The agronomist, freedom fighter, and political revolutionary Pandurang Khankhoje was born in 1886 in British colonial India. Profoundly impacted by the Great Famine of 1896–97, Khankhoje remained acutely aware of the link between social freedoms, self-determination, and basic sustenance. After travelling and gaining education as well as military training in Japan, the United States, Turkey, Syria, and Germany, he settled in Mexico. Khankhoje and his compatriots abroad formed the Indian Independence League, the Pacific Coast Hindustan Association, and the Ghadar Party also known as “the Party of Insurrection” striving for India’s freedom.
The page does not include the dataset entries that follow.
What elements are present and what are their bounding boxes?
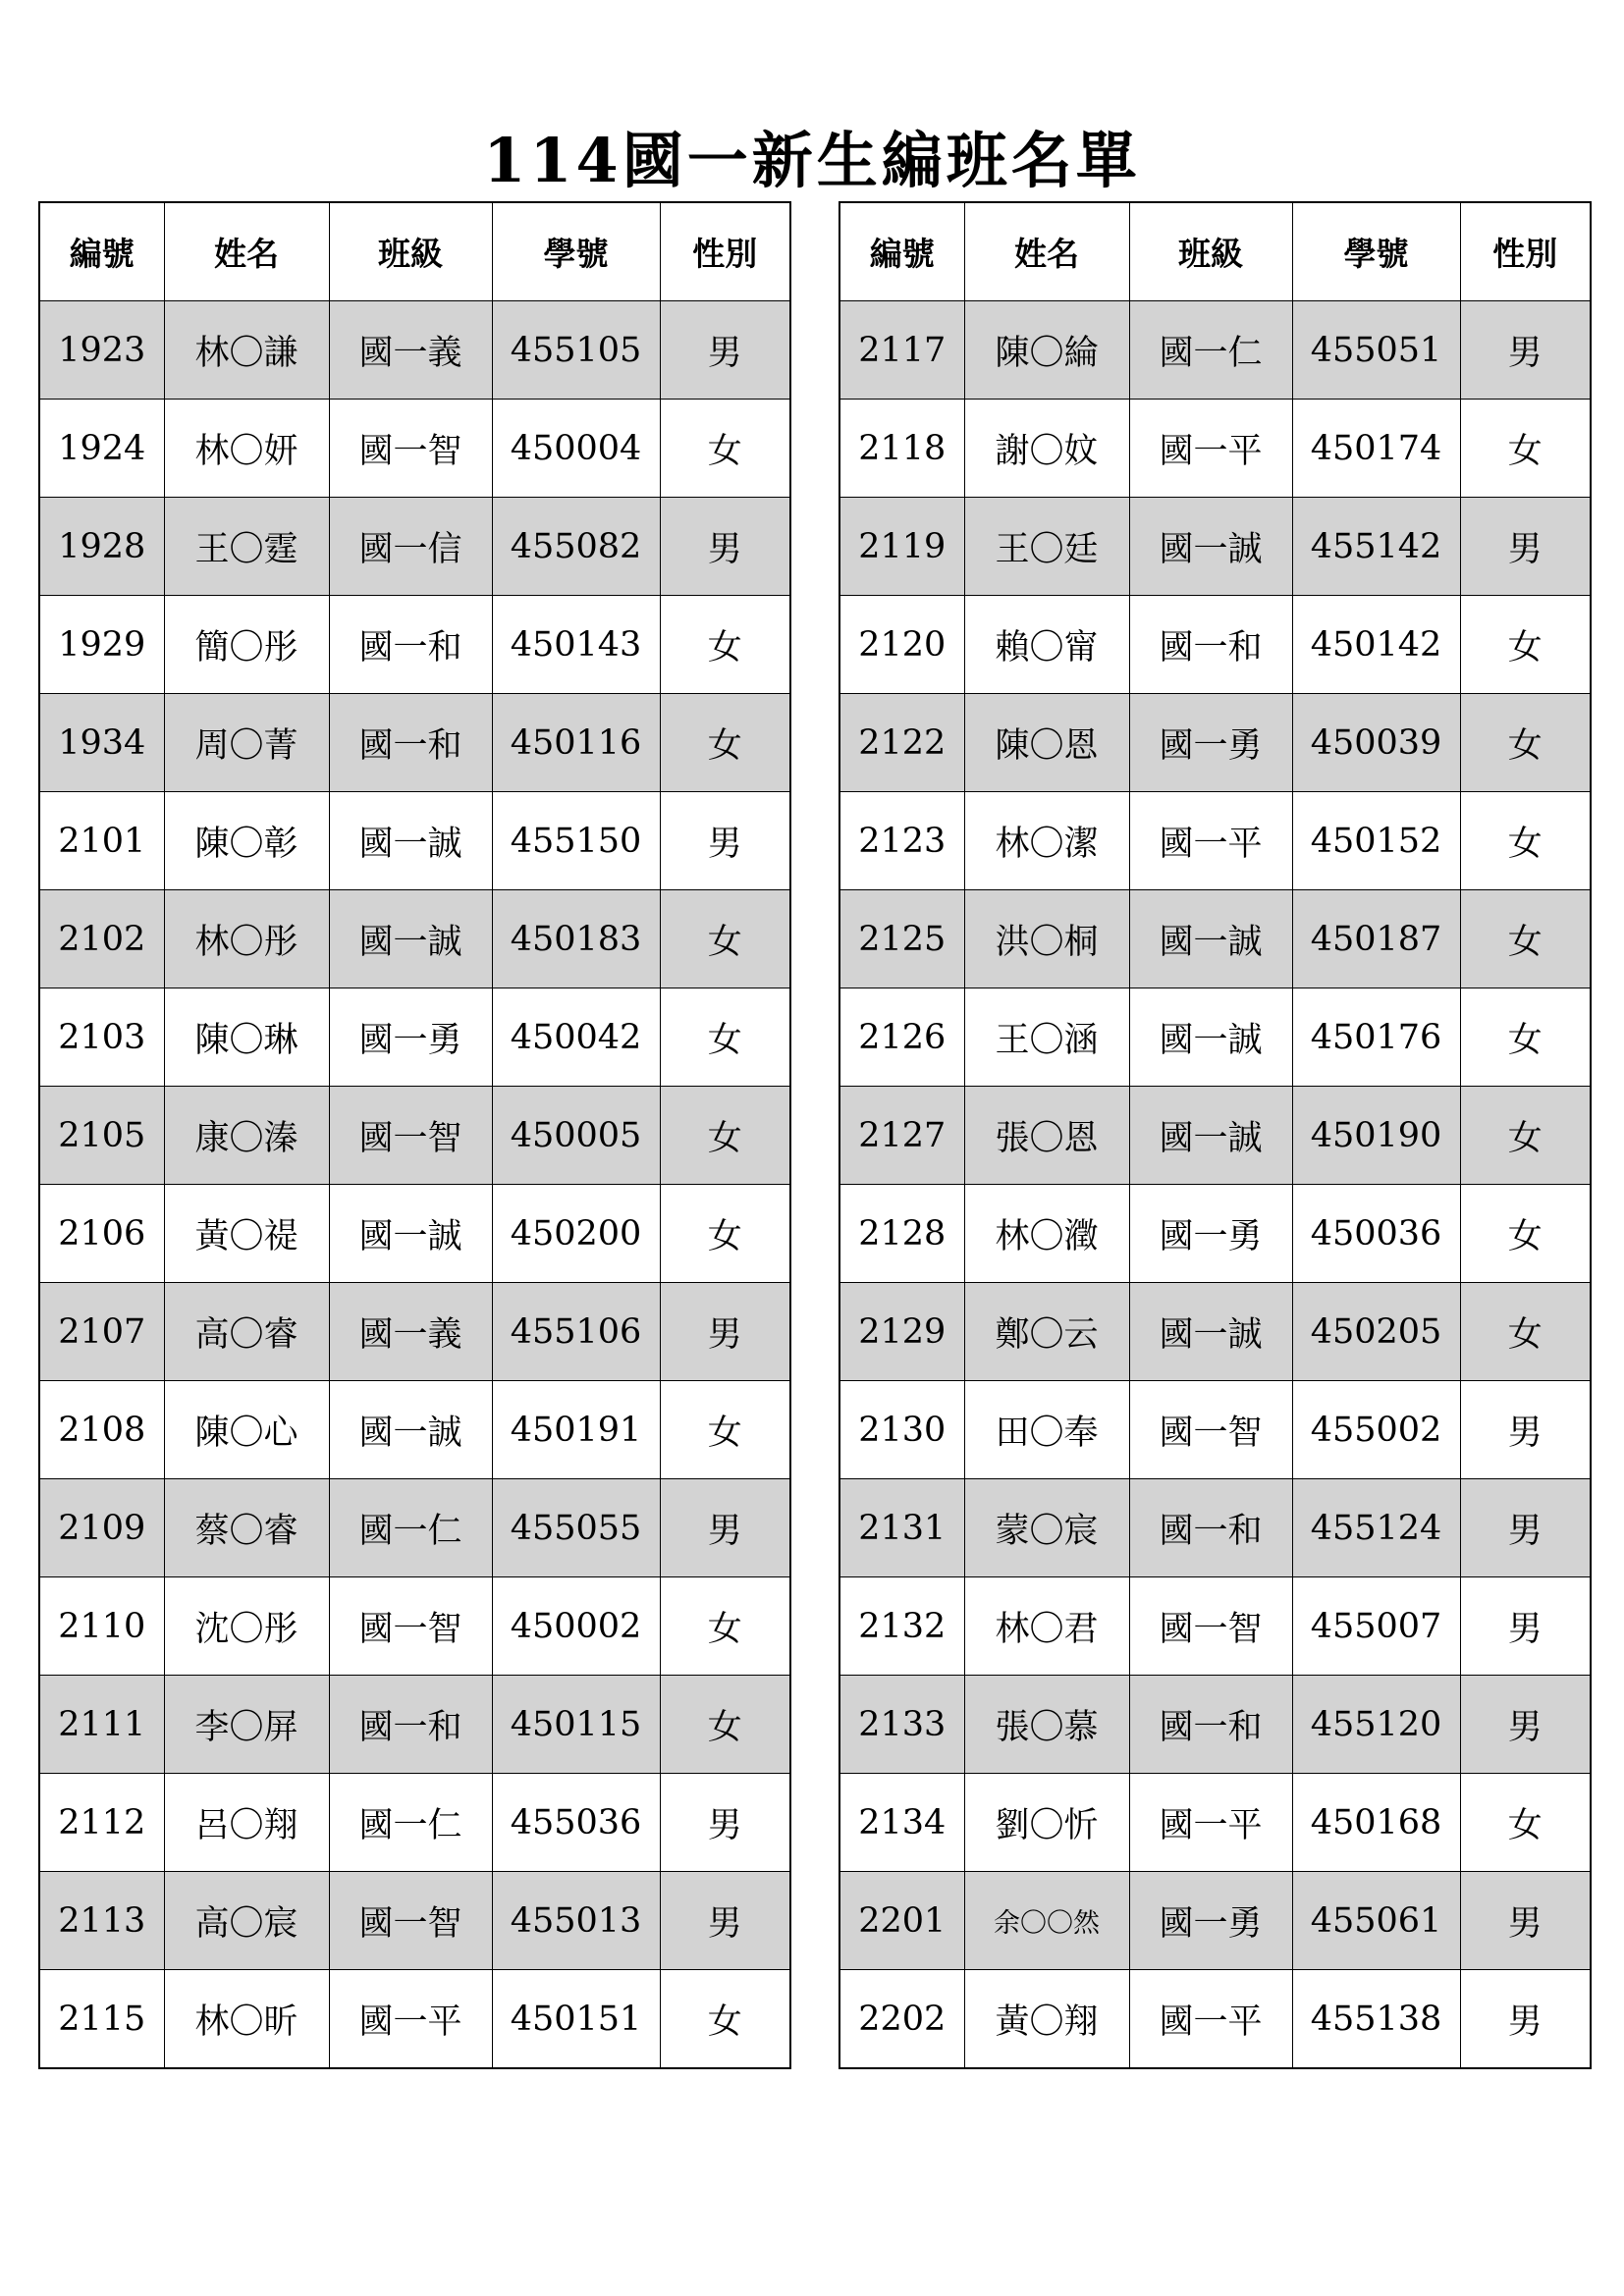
cell-student-id: 455036: [492, 1774, 660, 1872]
cell-name: 林〇瀓: [964, 1185, 1129, 1283]
cell-student-id: 455007: [1292, 1577, 1460, 1676]
cell-class: 國一和: [1129, 596, 1292, 694]
table-row: [39, 1676, 790, 1774]
cell-number: 1924: [39, 400, 164, 498]
cell-number: 2128: [839, 1185, 964, 1283]
cell-number: 2130: [839, 1381, 964, 1479]
table-row: [839, 694, 1591, 792]
cell-gender: 女: [660, 890, 790, 988]
table-row: [839, 301, 1591, 400]
cell-student-id: 450174: [1292, 400, 1460, 498]
cell-student-id: 450152: [1292, 792, 1460, 890]
cell-student-id: 450205: [1292, 1283, 1460, 1381]
column-header-class: 班級: [329, 202, 492, 301]
table-row: [839, 1774, 1591, 1872]
cell-name: 余〇〇然: [964, 1872, 1129, 1970]
cell-class: 國一智: [1129, 1577, 1292, 1676]
cell-gender: 女: [1460, 1283, 1591, 1381]
table-row: [839, 400, 1591, 498]
cell-gender: 女: [1460, 988, 1591, 1087]
table-row: [839, 890, 1591, 988]
cell-student-id: 455055: [492, 1479, 660, 1577]
cell-number: 1934: [39, 694, 164, 792]
cell-student-id: 450002: [492, 1577, 660, 1676]
cell-name: 黃〇翔: [964, 1970, 1129, 2069]
cell-class: 國一智: [329, 1872, 492, 1970]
In the 1920s, Khankhoje met Italian photographer, actress, and fellow revolutionary Tina Modotti in Mexico City as well as legendary muralist and painter Diego Rivera, who went on to depict Khankhoje in his mural at the ministry of Public Education, sharing bread at a table with poor people from the world over. Setting up laboratories to study plant genetics and thirty-three free schools of Agriculture—Khankhoje’s contribution is evident in Modotti’s detailed photographic studies on the cultivation methods of corn and wheat, visionary field experiments, and peasant gatherings. Documenting this heightened phase of solidarity and social strife, Modotti’s images encapsulate the social tableau around conflated revolutionary lives during the Mexican Renaissance.